The Basics of Geocaching

By Khela Kupiec, Special to the BDN
Posted April 30, 2010, at 5:53 p.m.

Why didn’t Geocaching start earlier?

Ten years ago on May 2, the Global Positioning System Selective Availability was turned off, giving civilian GPS users accuracy that until then had been reserved for the military. With a figurative flick of the switch, not only could civilians tell which football field they were standing in, better yet, they knew which yard marker they were on, according to The National Executive Committee for Space-Based Positioning, Navigation and Timing.

Who was the first geocacher?

In Oregon, Dave Ulmer, a computer programmer, wanted to see how accurate his GPS had become, according to Geocaching.com, and by May 3, 2000, he had placed the first cache — a 5-gallon bucket filled with videos, books and a can of beans among other things — and he posted its coordinates online. At first it was called the GPS Stash Hunt, but because of negative connotations, “geocaching” was suggested and caught on.

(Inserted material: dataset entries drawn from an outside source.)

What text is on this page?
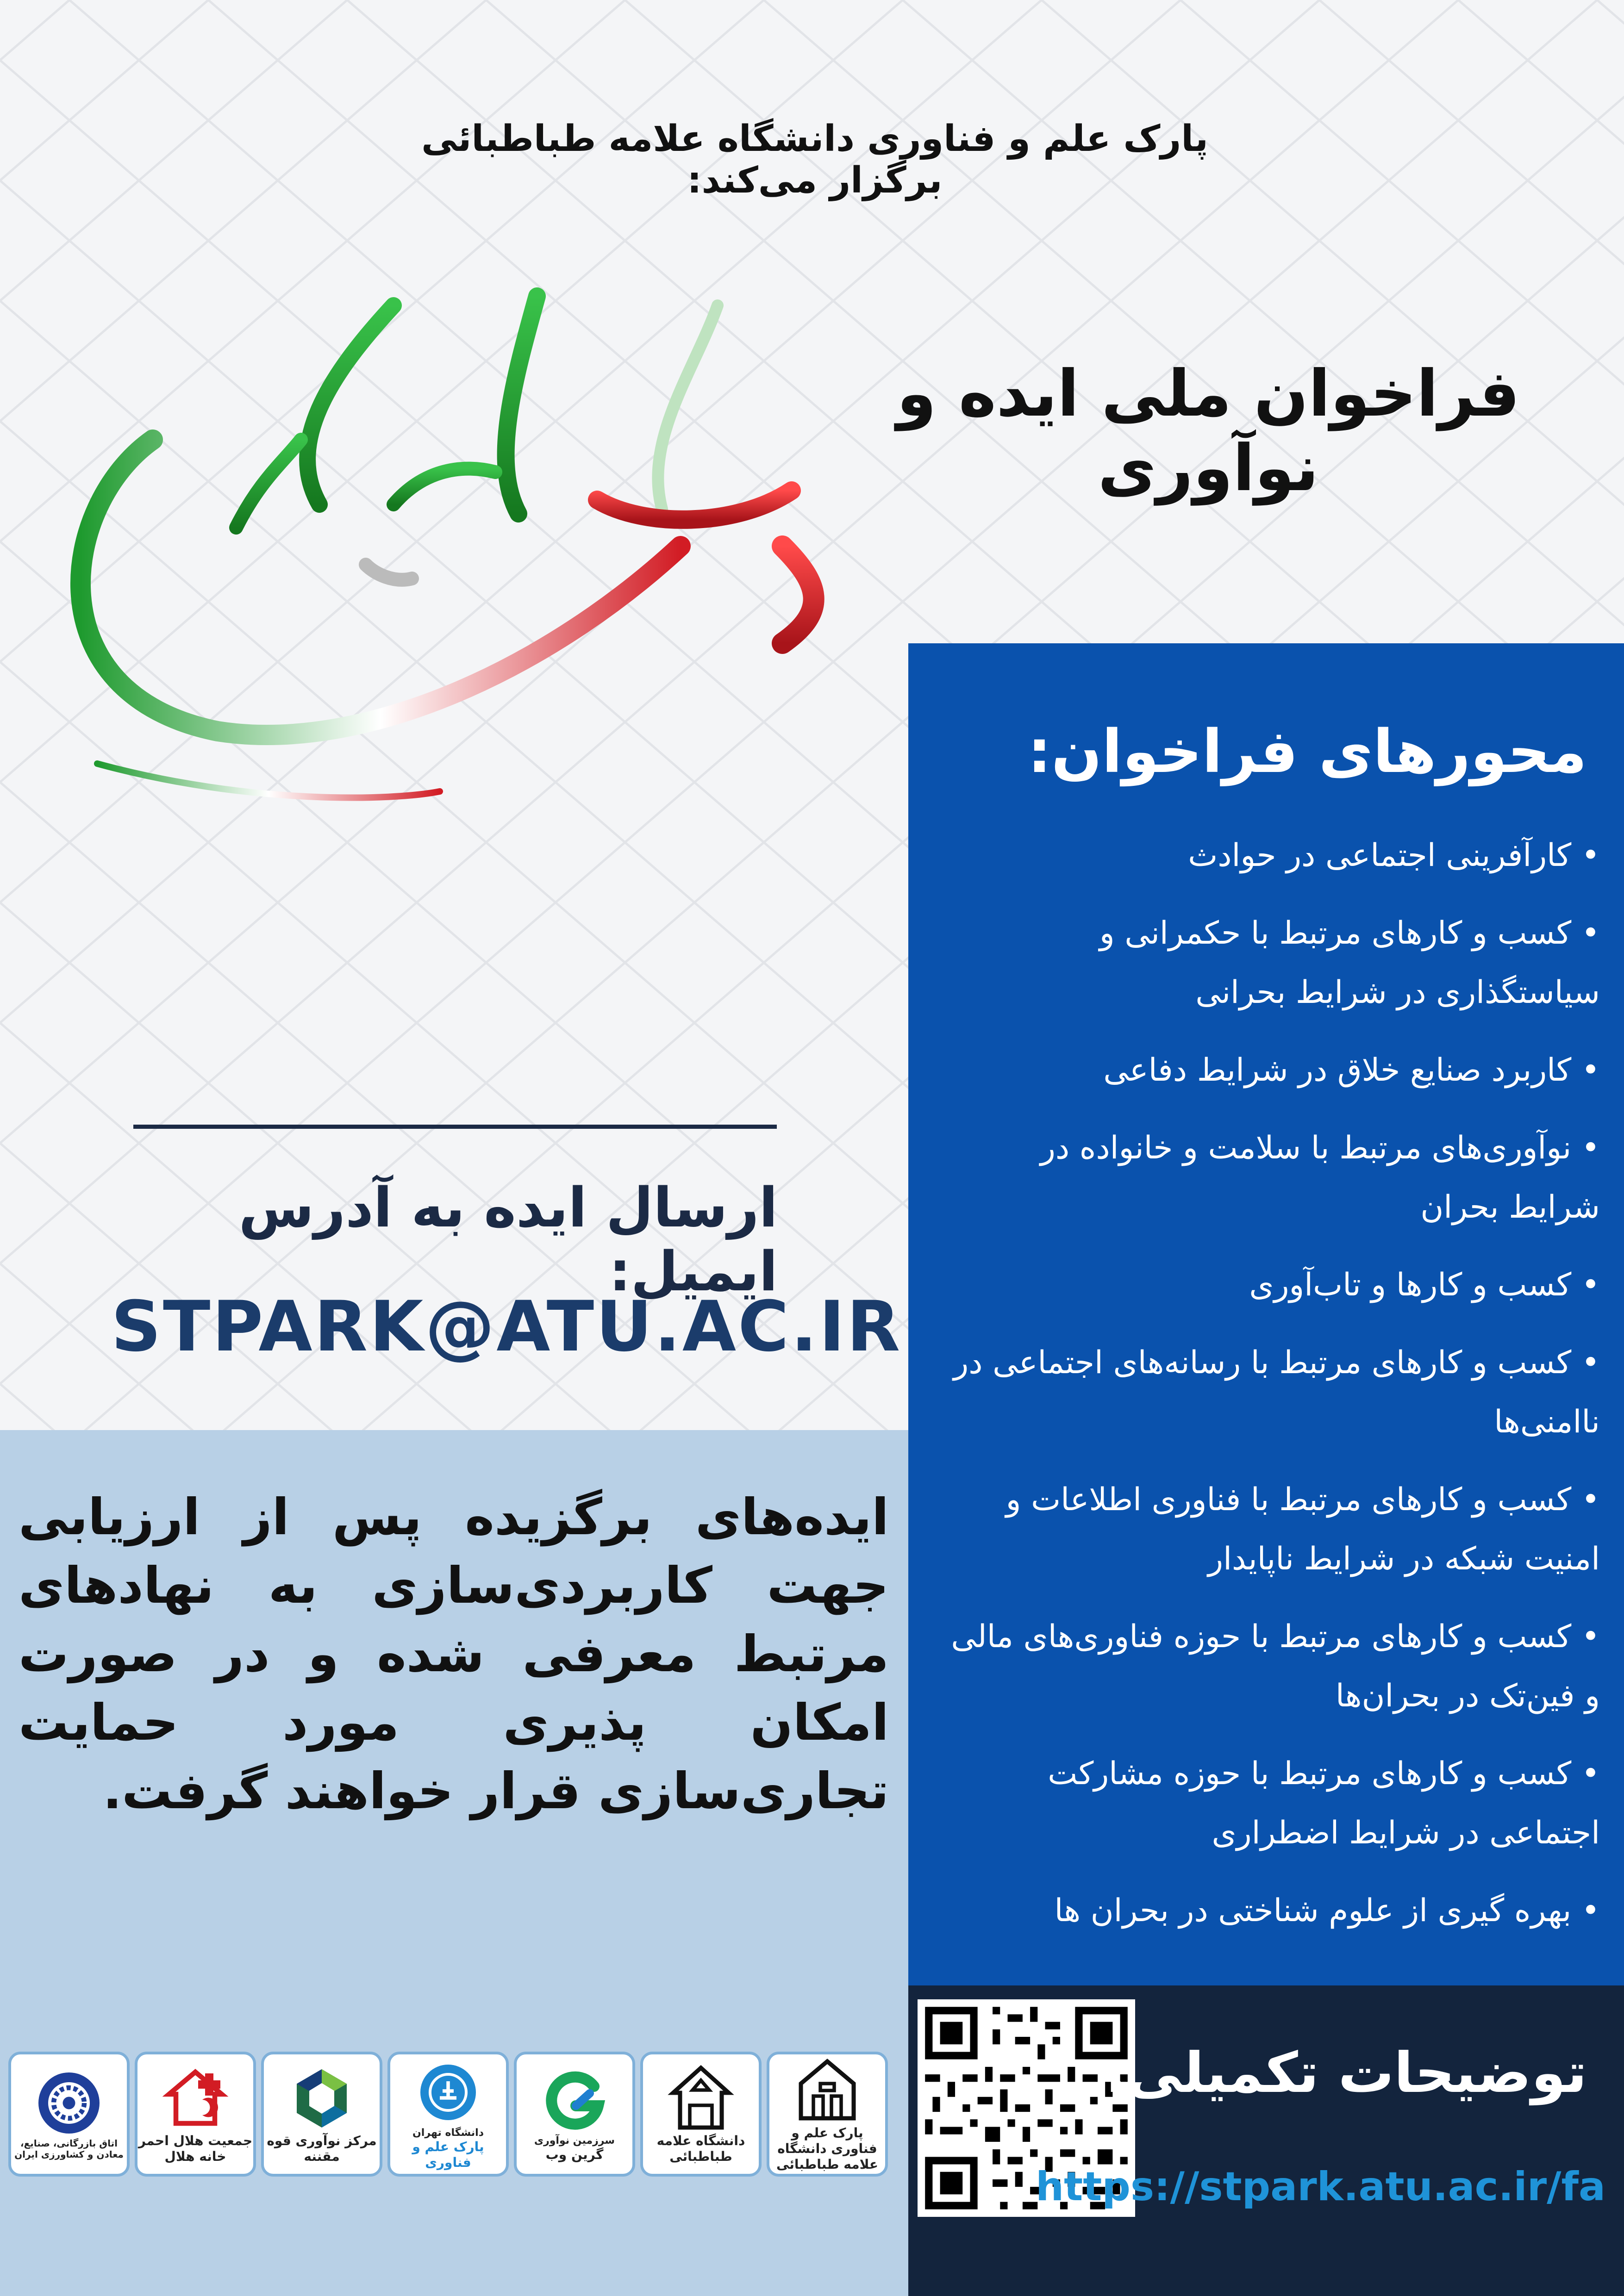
پارک علم و فناوری دانشگاه علامه طباطبائی برگزار می‌کند:
فراخوان ملی ایده و نوآوری
ارسال ایده به آدرس ایمیل:
STPARK@ATU.AC.IR

ایده‌های برگزیده پس از ارزیابی جهت کاربردی‌سازی به نهادهای مرتبط معرفی شده و در صورت امکان پذیری مورد حمایت تجاری‌سازی قرار خواهند گرفت.

محورهای فراخوان:
• کارآفرینی اجتماعی در حوادث
• کسب و کارهای مرتبط با حکمرانی و سیاستگذاری در شرایط بحرانی
• کاربرد صنایع خلاق در شرایط دفاعی
• نوآوری‌های مرتبط با سلامت و خانواده در شرایط بحران
• کسب و کارها و تاب‌آوری
• کسب و کارهای مرتبط با رسانه‌های اجتماعی در ناامنی‌ها
• کسب و کارهای مرتبط با فناوری اطلاعات و امنیت شبکه در شرایط ناپایدار
• کسب و کارهای مرتبط با حوزه فناوری‌های مالی و فین‌تک در بحران‌ها
• کسب و کارهای مرتبط با حوزه مشارکت اجتماعی در شرایط اضطراری
• بهره گیری از علوم شناختی در بحران ها
توضیحات تکمیلی:
https://stpark.atu.ac.ir/fa
پارک علم و فناوری دانشگاه علامه طباطبائی
دانشگاه علامه طباطبائی
سرزمین نوآوری
گرین وب
دانشگاه تهران
پارک علم و فناوری
مرکز نوآوری قوه مقننه
جمعیت هلال احمر خانه هلال
اتاق بازرگانی، صنایع، معادن و کشاورزی ایران
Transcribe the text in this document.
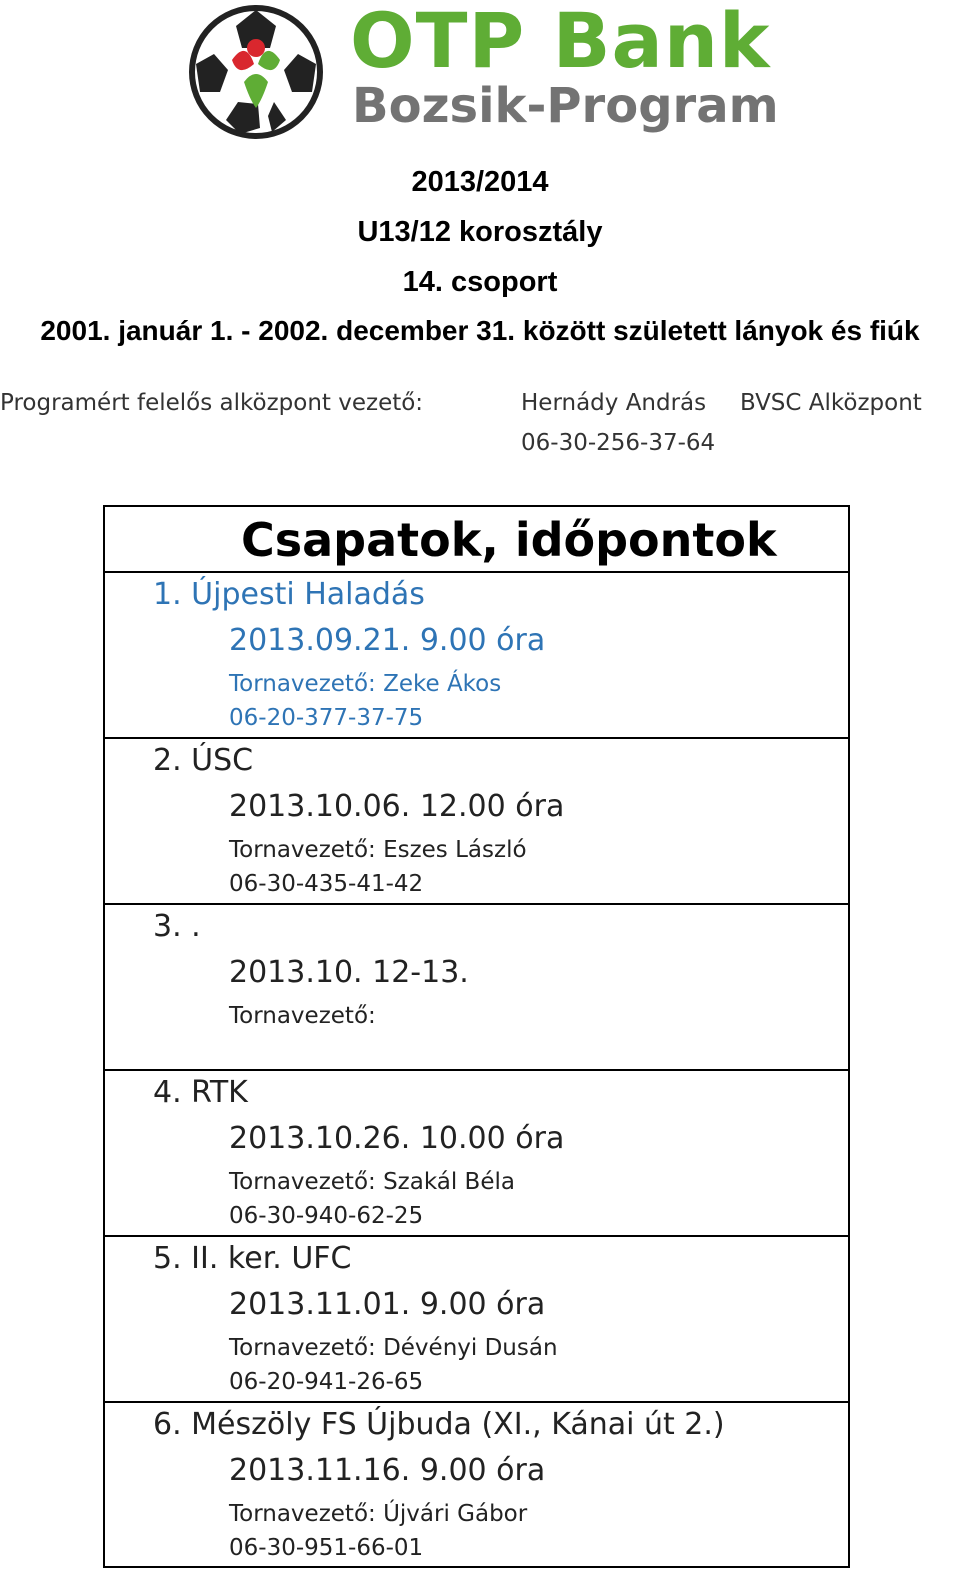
OTP Bank
Bozsik-Program
2013/2014
U13/12 korosztály
14. csoport
2001. január 1. - 2002. december 31. között született lányok és fiúk
Programért felelős alközpont vezető:	Hernády András BVSC Alközpont
06-30-256-37-64
Csapatok, időpontok
1. Újpesti Haladás
2013.09.21. 9.00 óra
Tornavezető: Zeke Ákos
06-20-377-37-75
2. ÚSC
2013.10.06. 12.00 óra
Tornavezető: Eszes László
06-30-435-41-42
3. .
2013.10. 12-13.
Tornavezető:
4. RTK
2013.10.26. 10.00 óra
Tornavezető: Szakál Béla
06-30-940-62-25
5. II. ker. UFC
2013.11.01. 9.00 óra
Tornavezető: Dévényi Dusán
06-20-941-26-65
6. Mészöly FS Újbuda (XI., Kánai út 2.)
2013.11.16. 9.00 óra
Tornavezető: Újvári Gábor
06-30-951-66-01
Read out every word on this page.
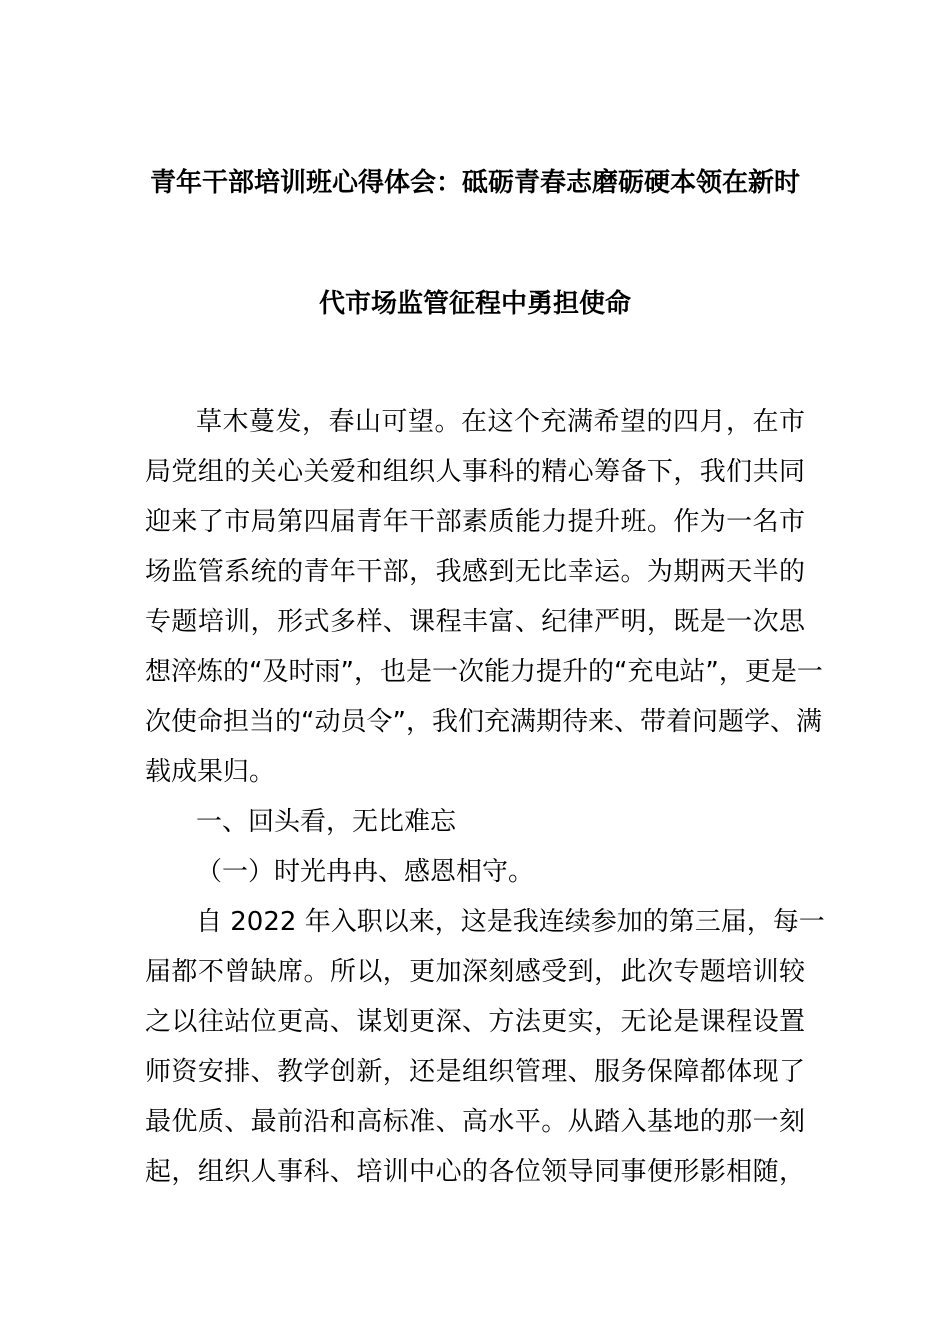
青年干部培训班心得体会：砥砺青春志磨砺硬本领在新时
代市场监管征程中勇担使命
草木蔓发，春山可望。在这个充满希望的四月，在市
局党组的关心关爱和组织人事科的精心筹备下，我们共同
迎来了市局第四届青年干部素质能力提升班。作为一名市
场监管系统的青年干部，我感到无比幸运。为期两天半的
专题培训，形式多样、课程丰富、纪律严明，既是一次思
想淬炼的“及时雨”，也是一次能力提升的“充电站”，更是一
次使命担当的“动员令”，我们充满期待来、带着问题学、满
载成果归。
一、回头看，无比难忘
（一）时光冉冉、感恩相守。
自 2022 年入职以来，这是我连续参加的第三届，每一
届都不曾缺席。所以，更加深刻感受到，此次专题培训较
之以往站位更高、谋划更深、方法更实，无论是课程设置
师资安排、教学创新，还是组织管理、服务保障都体现了
最优质、最前沿和高标准、高水平。从踏入基地的那一刻
起，组织人事科、培训中心的各位领导同事便形影相随，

What’s the best way to get started?

Sign up with a site such as Geocaching.com or Terracaching.com to gain access to forums where people discuss the hobby and where the coordinates for caches are posted.

What equipment is needed?

GPS-enabled devices include smart phones like the Droid or the iPhone, or the hand-held GPS devices used by outdoorsmen. These allow you to see your direction and position relative to the cache. GPS devices specifically made for the sport can be cheaper and simpler than traditional models. A Web-enabled device is also needed to log caches, get the GPS coordinates and keep in touch with the geocaching community.

How does the Global Positioning System work?

Individual GPS devices are high-tech calculators that receive signals from satellites. A GPS device needs at least three satellites to determine longitude, latitude and movement by calculating the time that it takes the satellites’ signals to reach Earth.

What is in a cache?

Caches consist of a water-proof container and a paper logbook, but larger ones contain trinkets that cachers can trade and collect.

Is caching something everyone can do?

Caches are rated for difficulty and terrain on a one-to-five scale, so people can judge what they are capable of or if a cache is kid-friendly. A 1/1 cache would be the easiest to find and the easiest to access.